In particolare, il testo ha demandato alle Regioni l’elaborazione dei piani di coordinamento per la realizzazione dei forni crematori da parte dei Comuni, confermando che “la gestione dei crematori spetta ai comuni” e rinviando ad un futuro decreto interministeriale la definizione delle “norme tecniche per la realizzazione dei crematori, relativamente ai limiti di emissione, agli impianti e agli ambienti tecnologici, nonché ai materiali per la costruzione delle bare per la cremazione” (art. 8);
le autorizzazioni delle emissioni derivanti dall’attività di cremazione sono poi state disciplinate dall’allegato I, alla parte V, del decreto legislativo n. 152 del 2006, recante “Norme in materia ambientale”, ai sensi del quale gli impianti che producono emissioni in atmosfera devono essere autorizzati in base alle migliori tecnologie disponibili, tenendo conto dei valori e degli obiettivi fissati per la qualità dell’aria;
nonostante appaia chiaro che i forni crematori debbano essere muniti di autorizzazione per le emissioni in atmosfera e che la loro gestione rientri nell’ambito delle competenze comunali, va evidenziato che non è mai stato emanato il decreto interministeriale che dovrebbe individuare le norme tecniche relative ai limiti consentiti per le emissioni;
a parere degli interroganti, al fine di garantire una gestione responsabile dei resti mortali e salvaguardare la salute umana e l’ambiente, anche nel rispetto dell’articolo 32 della Costituzione e del principio di precauzione, andrebbe favorito l’utilizzo di tecnologie avanzate per la pulizia dei gas di scarico dei forni crematori, così da ridurre notevolmente le emissioni di sostanze chimiche inquinanti nell’aria.
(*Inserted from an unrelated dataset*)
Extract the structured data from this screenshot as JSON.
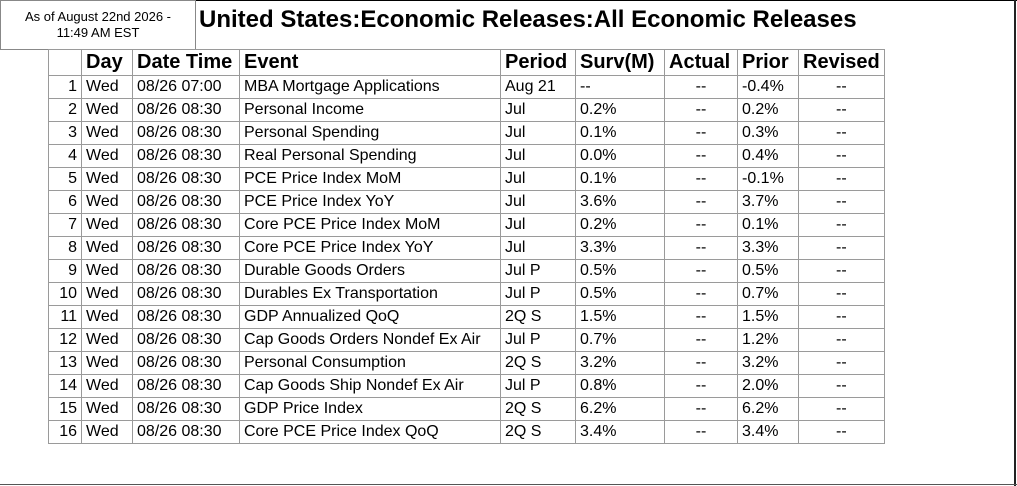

A tal proposito, l’utilizzo di combustibili alternativi, come il gas naturale o l’energia solare, potrebbe ridurre l’impatto ambientale. Un’altra soluzione sarebbe il recupero e il riciclo dei metalli non combusti, come le protesi dentarie, riducendo così la quantità di rifiuti e l’impatto ambientale della cremazione,
si chiede di sapere:
se i Ministri in indirizzo intendano adottare normative più stringenti per: favorire una gestione più sostenibile dell’attività di cremazione; disporre, nel perimetro delle proprie competenze, un incremento del monitoraggio delle emissioni di sostanze inquinanti nell’aria in prossimità degli impianti; vietare l’introduzione, nei forni, di sostanze potenzialmente tossiche o inquinanti, come l’amalgama a base di mercurio, presenti nelle otturazioni dentarie;
se condividano l’opportunità di dar seguito alla legge n. 130 del 2001, definendo le norme tecniche per la realizzazione dei forni, relativamente ai limiti di emissione, agli impianti e agli ambienti tecnologici, nonché ai materiali per la costruzione delle bare per la cremazione;
se condividano infine l’opportunità di prevedere incentivi o agevolazioni per promuovere l’adozione di tecnologie a basso impatto ambientale da parte dei forni crematori.